= Geraldine Hemus =

New Zealand lawyer (1876–1969)

Geraldine Marian Hemus (11 November 1876 – 11 January 1969) was a New Zealand lawyer. She was the third woman in New Zealand to be admitted to the bar to practise law as a barrister and solicitor. Hemus also held positions with the National Council of Women of New Zealand and was a prominent member of the Auckland Theosophical Society.

== Early life ==
Hemus was born in Auckland on 11 November 1876, to Charles Hemus (a photographer) and Gertrude Evangeline Edger (a sister of Kate Edger, the first woman New Zealand to earn a university degree in New Zealand). Both her parents were immigrants from England and highly involved in theosophy. Their family home in Ponsonby was a centre for discussion and educational groups.

Hemus was educated at Ponsonby College, passing the matriculation examination in 1893 and the Senior Civil Servants Examination in 1895. She also studied shorthand with the Auckland Shorthand Writers' Association. Hemus went on to study law at Auckland University College.

== Career ==
In 1898, she became an articled clerk with Christopher James Parr, a sole practitioner. She was the first woman in Auckland to hold such a position. She later moved to work with the firm Neumegen and Elliott. Hemus was admitted as a barrister and solicitor on 15 February 1907. At some point she left Neumegen's firm and opened a sole practitioner's office.

Hemus was treasurer of the Auckland branch of the National Council of Women for most of the 1930s, and held the position of branch President from 1938 to 1941. In 1940, in her role as president, she sent a letter to Justice Minister HGR Mason, recommending the appointment of women associates in Magistrates' Courts for domestic proceedings.
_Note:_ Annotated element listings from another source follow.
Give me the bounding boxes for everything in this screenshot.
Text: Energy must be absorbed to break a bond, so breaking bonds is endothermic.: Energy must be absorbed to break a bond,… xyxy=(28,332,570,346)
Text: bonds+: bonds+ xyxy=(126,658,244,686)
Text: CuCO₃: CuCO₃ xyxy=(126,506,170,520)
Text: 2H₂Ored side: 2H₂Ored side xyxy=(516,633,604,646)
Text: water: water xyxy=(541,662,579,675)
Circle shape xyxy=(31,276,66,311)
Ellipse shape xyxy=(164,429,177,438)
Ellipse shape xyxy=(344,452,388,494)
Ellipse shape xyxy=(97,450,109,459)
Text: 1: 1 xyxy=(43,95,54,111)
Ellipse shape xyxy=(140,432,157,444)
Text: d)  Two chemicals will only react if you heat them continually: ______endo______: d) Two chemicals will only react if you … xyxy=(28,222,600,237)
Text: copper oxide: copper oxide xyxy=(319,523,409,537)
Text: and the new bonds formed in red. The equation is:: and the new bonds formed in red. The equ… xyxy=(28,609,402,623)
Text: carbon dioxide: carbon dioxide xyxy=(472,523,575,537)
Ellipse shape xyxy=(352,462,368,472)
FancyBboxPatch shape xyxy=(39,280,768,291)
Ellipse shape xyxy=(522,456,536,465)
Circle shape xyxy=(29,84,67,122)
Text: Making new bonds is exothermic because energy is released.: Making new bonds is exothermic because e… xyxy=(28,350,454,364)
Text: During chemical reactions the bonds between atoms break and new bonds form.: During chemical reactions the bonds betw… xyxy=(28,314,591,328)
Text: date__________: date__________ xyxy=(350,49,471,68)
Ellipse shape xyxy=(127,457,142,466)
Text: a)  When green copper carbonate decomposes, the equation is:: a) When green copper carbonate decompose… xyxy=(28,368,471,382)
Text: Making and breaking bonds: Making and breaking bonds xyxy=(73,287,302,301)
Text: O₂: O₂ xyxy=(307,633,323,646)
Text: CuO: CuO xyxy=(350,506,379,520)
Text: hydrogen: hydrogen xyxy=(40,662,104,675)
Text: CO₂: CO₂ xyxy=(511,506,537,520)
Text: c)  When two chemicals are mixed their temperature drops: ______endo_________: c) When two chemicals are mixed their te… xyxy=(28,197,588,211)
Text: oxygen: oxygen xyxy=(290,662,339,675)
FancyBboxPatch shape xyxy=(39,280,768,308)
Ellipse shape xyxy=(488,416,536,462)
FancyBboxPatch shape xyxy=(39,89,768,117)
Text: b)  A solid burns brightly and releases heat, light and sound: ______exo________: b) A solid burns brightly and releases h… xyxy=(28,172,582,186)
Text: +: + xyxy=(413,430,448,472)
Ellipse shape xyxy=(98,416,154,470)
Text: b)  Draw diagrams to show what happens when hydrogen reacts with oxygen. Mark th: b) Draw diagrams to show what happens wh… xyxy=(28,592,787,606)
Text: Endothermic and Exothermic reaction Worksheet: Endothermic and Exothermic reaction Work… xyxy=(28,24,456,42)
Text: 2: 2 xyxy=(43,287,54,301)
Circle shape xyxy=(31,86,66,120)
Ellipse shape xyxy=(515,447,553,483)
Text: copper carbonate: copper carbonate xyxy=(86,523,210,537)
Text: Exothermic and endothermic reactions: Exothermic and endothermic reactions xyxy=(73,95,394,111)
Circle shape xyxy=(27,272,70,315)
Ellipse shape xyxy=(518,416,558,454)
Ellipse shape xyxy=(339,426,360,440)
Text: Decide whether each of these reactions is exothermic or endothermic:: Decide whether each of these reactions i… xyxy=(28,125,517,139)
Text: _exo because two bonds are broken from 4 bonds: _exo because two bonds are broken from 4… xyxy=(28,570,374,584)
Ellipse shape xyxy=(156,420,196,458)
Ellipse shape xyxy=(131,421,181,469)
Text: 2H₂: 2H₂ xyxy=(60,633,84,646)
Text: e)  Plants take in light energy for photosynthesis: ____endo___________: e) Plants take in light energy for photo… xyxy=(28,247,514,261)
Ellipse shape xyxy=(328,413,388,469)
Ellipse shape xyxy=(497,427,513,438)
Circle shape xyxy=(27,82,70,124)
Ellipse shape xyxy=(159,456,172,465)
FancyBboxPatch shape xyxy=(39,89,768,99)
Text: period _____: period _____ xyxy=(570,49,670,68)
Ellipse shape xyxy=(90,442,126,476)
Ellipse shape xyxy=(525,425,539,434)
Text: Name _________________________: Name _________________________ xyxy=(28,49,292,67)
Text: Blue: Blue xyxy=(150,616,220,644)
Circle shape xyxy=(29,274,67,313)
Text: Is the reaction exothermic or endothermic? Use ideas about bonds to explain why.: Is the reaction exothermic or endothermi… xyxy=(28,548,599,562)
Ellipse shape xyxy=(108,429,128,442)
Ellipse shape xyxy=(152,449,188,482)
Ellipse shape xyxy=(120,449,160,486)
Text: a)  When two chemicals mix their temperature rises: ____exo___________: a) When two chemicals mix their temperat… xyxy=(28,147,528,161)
Hemus also served as treasurer for the New Zealand executive of the Theosophical Society. She often spoke at the Theosophical Society public lectures, on topics such as "The Power of Thought", "Justice or Mercy, Which?", "The change that we call death", and "Prohibition: Some points of view". She was instrumental in the establishment of the Vasanta Garden School, which opened in Epsom in 1919, and was based on theosophical ideas of education. She continued as President of the Vasanta Garden School Trust Board during the 1930s.